Venezuela has sought to outmaneuver the secretary-general, leaning on allies to block and weaken any punitive measure. Venezuelan Foreign Minister Delcy Rodríguez called his efforts illegal and part of a U.S.-led coup d’etat to overthrow the government.
On Tuesday, she told OAS members that the problems of her country have been exaggerated and that they are no different from the challenges that low prices have coused in other oil-producing countries.
For years, Venezuela has exercised disproportionate influence in the OAS, largely because many members receive subsidized oil under Venezuela’s Petrocaribe program, which was begun by the late President Hugo Chavez. Maduro, a former Chavez foreign minister, has threatened that nations that oppose him could “go dry.” But as oil prices plummeted, the Petrocaribe has program weakened.

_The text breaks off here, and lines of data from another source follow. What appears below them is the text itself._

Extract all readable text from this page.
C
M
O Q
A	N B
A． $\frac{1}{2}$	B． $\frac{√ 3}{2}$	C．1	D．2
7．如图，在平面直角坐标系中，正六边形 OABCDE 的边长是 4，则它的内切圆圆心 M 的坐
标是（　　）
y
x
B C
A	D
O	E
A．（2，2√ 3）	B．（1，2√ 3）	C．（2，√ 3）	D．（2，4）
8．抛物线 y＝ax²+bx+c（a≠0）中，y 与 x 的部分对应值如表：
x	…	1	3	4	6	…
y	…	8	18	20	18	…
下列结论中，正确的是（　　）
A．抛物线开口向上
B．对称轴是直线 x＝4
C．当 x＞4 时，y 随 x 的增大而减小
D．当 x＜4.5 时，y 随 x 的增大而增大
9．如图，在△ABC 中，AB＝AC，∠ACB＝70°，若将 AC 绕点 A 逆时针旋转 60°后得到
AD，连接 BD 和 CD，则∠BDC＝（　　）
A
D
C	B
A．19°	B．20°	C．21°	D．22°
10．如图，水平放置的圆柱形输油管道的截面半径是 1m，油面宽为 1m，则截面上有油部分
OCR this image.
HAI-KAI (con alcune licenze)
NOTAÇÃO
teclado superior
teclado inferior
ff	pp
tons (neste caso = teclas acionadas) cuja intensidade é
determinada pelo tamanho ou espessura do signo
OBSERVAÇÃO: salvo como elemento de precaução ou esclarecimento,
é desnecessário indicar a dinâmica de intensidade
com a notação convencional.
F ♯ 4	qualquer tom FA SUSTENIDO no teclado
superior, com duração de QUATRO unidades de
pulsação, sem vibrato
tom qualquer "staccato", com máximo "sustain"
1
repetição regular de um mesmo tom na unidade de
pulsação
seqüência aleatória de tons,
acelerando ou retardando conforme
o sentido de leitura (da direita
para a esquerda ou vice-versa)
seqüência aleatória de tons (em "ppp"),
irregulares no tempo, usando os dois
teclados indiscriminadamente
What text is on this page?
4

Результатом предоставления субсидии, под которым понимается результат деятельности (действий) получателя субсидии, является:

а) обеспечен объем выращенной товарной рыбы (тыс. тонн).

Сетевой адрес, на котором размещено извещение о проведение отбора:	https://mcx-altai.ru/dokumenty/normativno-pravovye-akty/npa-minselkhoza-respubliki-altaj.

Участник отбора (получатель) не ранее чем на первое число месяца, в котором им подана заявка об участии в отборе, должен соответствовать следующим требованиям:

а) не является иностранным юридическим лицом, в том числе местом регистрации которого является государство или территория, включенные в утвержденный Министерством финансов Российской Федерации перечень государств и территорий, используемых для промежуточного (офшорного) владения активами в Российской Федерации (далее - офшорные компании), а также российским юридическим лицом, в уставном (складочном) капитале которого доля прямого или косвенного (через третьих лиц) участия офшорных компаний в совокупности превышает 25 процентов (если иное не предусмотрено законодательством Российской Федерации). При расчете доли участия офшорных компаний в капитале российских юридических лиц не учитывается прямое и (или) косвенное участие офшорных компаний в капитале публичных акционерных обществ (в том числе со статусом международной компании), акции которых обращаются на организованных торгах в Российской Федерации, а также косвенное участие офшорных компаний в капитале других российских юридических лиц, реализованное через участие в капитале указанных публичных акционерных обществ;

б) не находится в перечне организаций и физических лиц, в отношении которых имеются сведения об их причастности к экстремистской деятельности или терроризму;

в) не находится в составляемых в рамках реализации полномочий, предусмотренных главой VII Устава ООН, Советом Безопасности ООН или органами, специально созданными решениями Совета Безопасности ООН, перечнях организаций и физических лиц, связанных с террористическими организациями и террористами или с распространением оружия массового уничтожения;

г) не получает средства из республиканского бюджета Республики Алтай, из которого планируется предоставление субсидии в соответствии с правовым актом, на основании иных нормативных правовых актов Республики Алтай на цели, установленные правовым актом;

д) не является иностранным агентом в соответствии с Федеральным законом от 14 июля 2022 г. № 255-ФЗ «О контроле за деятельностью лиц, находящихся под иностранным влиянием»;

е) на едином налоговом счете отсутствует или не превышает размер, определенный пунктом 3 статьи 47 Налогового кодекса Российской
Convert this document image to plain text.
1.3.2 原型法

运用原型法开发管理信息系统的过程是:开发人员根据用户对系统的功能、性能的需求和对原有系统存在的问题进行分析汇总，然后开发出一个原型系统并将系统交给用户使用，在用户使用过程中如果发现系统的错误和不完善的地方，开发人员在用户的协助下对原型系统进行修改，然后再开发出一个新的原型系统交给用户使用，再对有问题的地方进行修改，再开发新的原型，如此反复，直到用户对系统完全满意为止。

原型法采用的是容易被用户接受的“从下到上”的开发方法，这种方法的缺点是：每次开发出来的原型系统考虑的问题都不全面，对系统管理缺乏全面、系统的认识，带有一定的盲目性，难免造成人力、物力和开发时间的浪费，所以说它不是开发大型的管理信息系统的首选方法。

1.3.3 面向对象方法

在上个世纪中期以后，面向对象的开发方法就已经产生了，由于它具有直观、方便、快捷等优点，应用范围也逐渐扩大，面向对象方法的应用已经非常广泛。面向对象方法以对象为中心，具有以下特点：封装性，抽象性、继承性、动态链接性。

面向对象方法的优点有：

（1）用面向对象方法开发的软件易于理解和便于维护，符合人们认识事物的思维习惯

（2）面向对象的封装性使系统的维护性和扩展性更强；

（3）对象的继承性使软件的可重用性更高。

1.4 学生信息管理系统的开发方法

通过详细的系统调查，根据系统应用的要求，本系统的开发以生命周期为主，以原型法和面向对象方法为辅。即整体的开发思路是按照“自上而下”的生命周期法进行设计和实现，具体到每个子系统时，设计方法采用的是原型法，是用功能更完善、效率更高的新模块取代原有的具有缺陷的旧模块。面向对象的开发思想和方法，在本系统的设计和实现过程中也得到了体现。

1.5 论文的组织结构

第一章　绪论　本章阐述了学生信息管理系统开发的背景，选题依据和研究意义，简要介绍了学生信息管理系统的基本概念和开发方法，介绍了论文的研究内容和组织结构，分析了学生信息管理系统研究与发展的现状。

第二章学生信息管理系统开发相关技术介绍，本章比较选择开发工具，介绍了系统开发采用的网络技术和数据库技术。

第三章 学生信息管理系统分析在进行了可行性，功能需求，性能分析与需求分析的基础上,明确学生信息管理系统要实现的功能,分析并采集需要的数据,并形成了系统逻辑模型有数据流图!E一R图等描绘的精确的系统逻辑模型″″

All it did was give the Cuban government a way to show how the ‘imperialist’ United States was punishing it.
Gregory Weeks, the editor of the academic journal The Latin Americanist
What ends up happening on Thursday will likely come down to who has the most leverage, said Roger Noriega, who was appointed U.S. ambassador to the Organization of American States by President George W. Bush and also has served as assistant secretary of state for Western Hemisphere affairs.
“Can Venezuela sort of stiff arm this kind of involvement, or have enough governments been convinced that if we don’t deal with this in a responsible way, we’re going to share in some of the blame for what happens in Venezuela,” said Noriega, now a visiting fellow at the conservative American Enterprise Institute, a research center.
While invoking the Democratic Charter could lead to Venezuela’s suspension, that scenario is unlikely. But Noriega and others said the group could draft a resolution recognizing the crisis, offer OAS support and call for a recall referendum.
The OAS doesn’t really have many other stronger tools for enforcement, said Eric Farnsworth, vice president of the Washington-based Council of the Americas. It has no military or police force. It can kick Venezuela out, but that could lead to even greater isolation.
Of countries in the Western Hemisphere, only Cuba does not send an ambassador or participate in the group’s debates. It was suspended in 1962 and though the OAS agreed to consider taking it back in 2009, the Cuban government has refused to join.
“All it did was give the Cuban government a way to show how the ‘imperialist’ United States was punishing it,” Gregory Weeks, the editor of the academic journal The Latin Americanist, said of Cuba’s suspension. “And I think if the OAS suspended Venezuela, Maduro would at least try to do the same.”